Can’t Stop Bidding

Shit.  I think I’m addicted to eBay.

Journey Towards Health (Week 5)

I managed 30 minutes on the gym bike last night.  I didn’t have much time so I couldn’t go any longer than that.  For the first 10 minutes, I had a lot of trouble getting my heart rate above 130, but for the last 20 minutes or so I managed to spike it above 140 several times.  I am certainly getting stronger.  The hill climbs I’ve been doing all along are getting easier and I can usually sustain the “steepest” degrees of resistance with high rpms.  My real bike at home has bad tires, or I would certainly take it out on the road to see if I have made any improvement that has a real application to my strength and speed.

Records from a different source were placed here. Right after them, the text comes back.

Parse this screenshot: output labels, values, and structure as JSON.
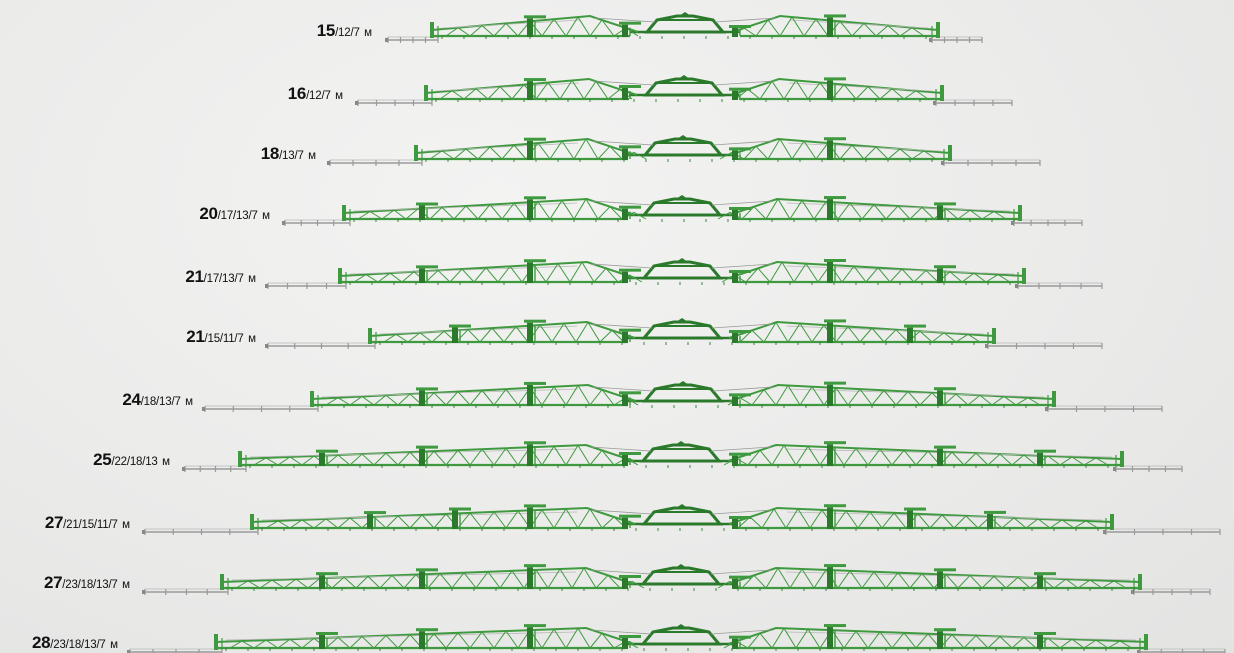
{
  "colors": {
    "boom_green": "#3f9a3f",
    "boom_green_dark": "#2b7a2b",
    "extension_grey": "#9a9a9a",
    "label_text": "#111111",
    "background": "#ececeb"
  },
  "rows": [
    {
      "primary": "15",
      "secondary": "/12/7",
      "unit": "м"
    },
    {
      "primary": "16",
      "secondary": "/12/7",
      "unit": "м"
    },
    {
      "primary": "18",
      "secondary": "/13/7",
      "unit": "м"
    },
    {
      "primary": "20",
      "secondary": "/17/13/7",
      "unit": "м"
    },
    {
      "primary": "21",
      "secondary": "/17/13/7",
      "unit": "м"
    },
    {
      "primary": "21",
      "secondary": "/15/11/7",
      "unit": "м"
    },
    {
      "primary": "24",
      "secondary": "/18/13/7",
      "unit": "м"
    },
    {
      "primary": "25",
      "secondary": "/22/18/13",
      "unit": "м"
    },
    {
      "primary": "27",
      "secondary": "/21/15/11/7",
      "unit": "м"
    },
    {
      "primary": "27",
      "secondary": "/23/18/13/7",
      "unit": "м"
    },
    {
      "primary": "28",
      "secondary": "/23/18/13/7",
      "unit": "м"
    }
  ]
}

The next step now is to go to a higher level on the gym bike until I’ve reached the same point, and then keep going up the ladder.  I have been getting discouraged lately, but I have to keep in mind that all of my excess weight isn’t going to come off in a month - and neither am I going to have the same muscle development as a triathlete.

I hope to God I’m not fooling myself

I don’t know if it’s because of all the exercise, or if I’m just genuinely closing my eyes to the harsh realities of my life, but lately I haven’t been able to get too anxious about anything. For example, this morning all the facts seemed to point to the certainty that Bear was going to be late to school. However, instead of putting our lives in danger and racing through bumper car-esque traffic, I simply relaxed and turned up the radio. And sang along. And Bear was not late to school, not really. I mean, I pulled up and more or less shoved him out of the car just as the bell rang, but he didn’t get a tardy. It’s not just limited to the hectic morning rush either. I’ve been getting warm fuzzy feelings at work lately too. I sit at my desk pretty much all day long and feel that I accomplish very little. I haven’t been leaving the office for lunch, and so it may be that because I sit at my desk for 9 hours straight every day that I actually am accomplishing quite a bit more than I think. I doubt it - but that does not erase the fact that my desk is a lot clearer than it usually is and not one person has said anything to me (yet) that would indicate that they think I am a chronic goof off. I wouldn’t cop to that (on this blog) anyway. Since Jack and I broke up, I haven’t bothered to clean the apartment either except for things that would smell or attract bugs if I didn’t do something (such as the dishes, the toilets after Bear has peed all over them and the trash). This doesn’t bother me either. The whole place is littered with toys, and I’m really not annoyed. The carpet needs to be spot cleaned and that semi obssesive streak that occasionally had me on my hands and knees for hours hasn’t kicked in. My car is trashed. Do I care? Not really. I have kids. Who has time for cleaning a car? Or picking up toys for that matter? It’s really just kind of weird. I think I’ve lived most of my adult life in a state of anxiety.

Journey Towards Health (Week 5)

Okey dokey.  30 minutes on the bike, heart rate averaged 140.  5 minutes on some kind of horrible eliptical machine, heart rate averaged 160.  That second one almost killed me… I must be in far worse shape than I thought.

Journey Towards Health (Week 5)

I weighed myself at the gym yesterday and there is still no change. I’m definitely getting stronger, but I’m discouraged by the lack of measurable results. I’m thinking that maybe I should take my measurements with a cloth tape measure and see if there is any improvement in those numbers. I’m also thinking of asking the personal training staff if they would measure my body fat percentage periodically without charge.

This morning I asked the kids if they wanted to go to the gym again tonight after Monkey’s dance class. The response was a groan, and then silence. I was half expecting that they would get bored with the gym after a while, and I was about to try to say something encouraging to them about how fun the childcare center is when I heard Monkey say, “Bear, we have to go so that Mommy can get all of her fat away.”